Questa raccolta partecipa al contest “Un fiume di soulmate!AU” indetto da rhys89 sul forum di EFP.




Lo ama.




Il cuore sembra esplodere.
È così, lo sente.
Spalanca gli occhi di scatto, fissa il soffitto.
Fa per alzarsi, ma sente un leggero peso sul petto.
Abbassa gli occhi, e quando mette a fuoco, sospira.
Freed sta dormendo beato, i capelli verdi sono legati in una coda, dalla quale ormai scappano ciuffi ribelli chissà da quanto.
Laxus vorrebbe alzarsi, ma appena prova a muoversi, Freed si stringe di più a lui, sbadigliando.
Convivono da pochi mesi, e va tutto bene.
Circa.
Freed ancora non sa bene gestire una casa disordinata, o i suoi incubi. C’è anche da dire che Laxus non si abitua ad avere una persona nei suoi spazi, che cucina ogni mattina qualcosa di diverso perché “gli va”, o che balla mentre pulisce casa.
Gli viene da ridere.


«Freed? Cosa stai facendo?»
Entrando in casa, Laxus vede il suo compagno che, con indosso dei guanti di un improbabile viola elettrico e una bandana gialla, che lava il pavimento canticchiando: “Cenerella, Cenerella, sempre in moto, Cenerella!”
«Oh ciao! Sei tornato presto!» si alza in piedi e inciampa nei suoi stessi piedi, rimettendosi in posizione eretta subito dopo.
«Sì, non c’erano più appuntamenti e ho deciso di- no scusa, mi puoi dire perché sei vestito come una sguattera?»
Freed sorride luminoso, e Laxus sgrana gli occhi. Perché anche conciato come la bella lavanderina risulta estremamente attraente?
«Devo darti una bella notizia! Siediti!» ordina, o meglio, ci prova.
Laxus sospira e si siede sul divano blu.
«Okay mi hai preso sul serio. Allora! Ho… il weekend libero! Dopo anni! Possiamo… stare insieme, non fa ridere.»
Laxus non riesce più a trattenersi e scoppia a ridere. Si alza in piedi e lo abbraccia, dandogli un bacio sulla fronte. «Sono contento che tu abbia il weekend libero.» dice, tra una risata e un’altra.
«Perché suona come una presa in giro?»
Laxus gli prende delicatamente il viso tra le mani e lo bacia nel modo più dolce possibile. «Amo queste stranezze. Tu che fai Cenerentola e hai questa strana mania di mettere enfasi in queste cose… ti amo perché sei strano.»
«Tu mi ami?»
«Infinitamente.»
«Sorvolerò sul fatto che mi hai dato dello strano.» Freed ghigna e gli dà un leggero bacio a stampo. «Ti amo anche io.»

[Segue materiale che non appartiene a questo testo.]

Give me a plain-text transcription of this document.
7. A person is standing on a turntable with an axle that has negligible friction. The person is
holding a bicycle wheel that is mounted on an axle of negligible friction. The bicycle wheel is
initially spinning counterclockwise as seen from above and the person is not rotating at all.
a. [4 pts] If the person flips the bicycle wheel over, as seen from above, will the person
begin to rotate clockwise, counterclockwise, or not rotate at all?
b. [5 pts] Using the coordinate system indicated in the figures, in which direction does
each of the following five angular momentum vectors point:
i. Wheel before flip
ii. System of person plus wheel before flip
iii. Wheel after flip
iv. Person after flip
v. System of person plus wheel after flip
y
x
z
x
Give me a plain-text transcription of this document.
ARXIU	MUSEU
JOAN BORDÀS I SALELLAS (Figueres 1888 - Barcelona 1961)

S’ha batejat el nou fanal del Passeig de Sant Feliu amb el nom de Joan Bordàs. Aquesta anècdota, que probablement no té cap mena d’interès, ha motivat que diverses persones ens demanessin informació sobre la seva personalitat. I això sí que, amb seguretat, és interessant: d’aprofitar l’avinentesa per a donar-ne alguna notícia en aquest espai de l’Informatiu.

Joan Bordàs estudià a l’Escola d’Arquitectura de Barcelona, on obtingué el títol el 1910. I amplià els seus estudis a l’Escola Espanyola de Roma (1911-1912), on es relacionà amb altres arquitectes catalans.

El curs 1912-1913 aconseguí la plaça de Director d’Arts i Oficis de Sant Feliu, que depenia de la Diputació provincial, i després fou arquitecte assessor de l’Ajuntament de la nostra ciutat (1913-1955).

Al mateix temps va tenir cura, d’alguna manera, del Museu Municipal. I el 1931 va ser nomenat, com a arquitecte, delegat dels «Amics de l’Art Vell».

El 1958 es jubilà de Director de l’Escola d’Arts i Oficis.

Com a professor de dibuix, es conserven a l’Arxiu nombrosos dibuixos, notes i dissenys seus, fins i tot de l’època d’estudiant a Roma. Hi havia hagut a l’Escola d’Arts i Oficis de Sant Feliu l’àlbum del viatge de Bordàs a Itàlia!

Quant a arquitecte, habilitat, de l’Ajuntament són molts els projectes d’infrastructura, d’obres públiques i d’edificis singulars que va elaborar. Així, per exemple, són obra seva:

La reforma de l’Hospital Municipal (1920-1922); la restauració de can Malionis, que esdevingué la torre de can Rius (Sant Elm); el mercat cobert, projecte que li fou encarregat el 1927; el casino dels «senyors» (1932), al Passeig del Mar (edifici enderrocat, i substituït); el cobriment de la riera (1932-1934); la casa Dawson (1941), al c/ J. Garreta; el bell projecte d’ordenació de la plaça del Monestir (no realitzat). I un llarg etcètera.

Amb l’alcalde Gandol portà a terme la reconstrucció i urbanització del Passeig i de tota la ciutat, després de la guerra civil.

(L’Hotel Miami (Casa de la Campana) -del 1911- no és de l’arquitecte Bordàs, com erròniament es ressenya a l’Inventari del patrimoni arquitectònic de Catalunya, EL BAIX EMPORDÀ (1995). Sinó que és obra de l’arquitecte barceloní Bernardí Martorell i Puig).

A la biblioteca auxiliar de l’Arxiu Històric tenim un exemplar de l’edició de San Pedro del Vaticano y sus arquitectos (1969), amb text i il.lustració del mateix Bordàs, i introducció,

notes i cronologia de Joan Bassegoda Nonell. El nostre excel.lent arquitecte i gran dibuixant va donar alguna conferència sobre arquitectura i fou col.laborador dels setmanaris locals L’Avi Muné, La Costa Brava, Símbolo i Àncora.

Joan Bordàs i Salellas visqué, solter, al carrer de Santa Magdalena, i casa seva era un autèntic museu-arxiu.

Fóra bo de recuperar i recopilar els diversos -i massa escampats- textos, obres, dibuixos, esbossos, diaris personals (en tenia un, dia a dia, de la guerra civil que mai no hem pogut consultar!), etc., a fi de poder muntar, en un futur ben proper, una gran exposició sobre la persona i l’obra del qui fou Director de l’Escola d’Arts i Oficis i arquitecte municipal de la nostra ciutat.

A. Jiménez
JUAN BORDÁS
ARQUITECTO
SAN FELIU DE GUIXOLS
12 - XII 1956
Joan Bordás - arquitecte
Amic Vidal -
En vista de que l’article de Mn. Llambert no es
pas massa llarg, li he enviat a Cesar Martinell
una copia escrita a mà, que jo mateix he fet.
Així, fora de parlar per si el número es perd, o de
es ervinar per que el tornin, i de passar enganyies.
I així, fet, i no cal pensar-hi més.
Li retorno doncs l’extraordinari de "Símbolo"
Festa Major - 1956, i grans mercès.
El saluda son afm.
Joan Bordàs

Laxus sospira. Non si è abituato ad avere Freed in casa, ma succederà.
Si rimette comodo nel letto, abbraccia il suo compagno e gli sussurra: «Ti amo»
Freed sbadiglia e sorride; struscia la guancia sul suo pettorale nudo e risponde con un flebile: “Anche io”.
Il ragazzo dai capelli biondi sorride.
Per la prima volta in vita sua è profondamente grato di aver avuto la propria vita, anche se complicata e a volte disastrosa: l’ha portato ad avere un ragazzo un po’ pazzo, con una strana ossessione per il pulito; e un cuore grande come una casa.
Lo ama.
Come non ha mai amato nessun altro.
E avere incubi non lo spaventa più, ha qualcuno che non vuole svegliare durante la notte.

[496 parole]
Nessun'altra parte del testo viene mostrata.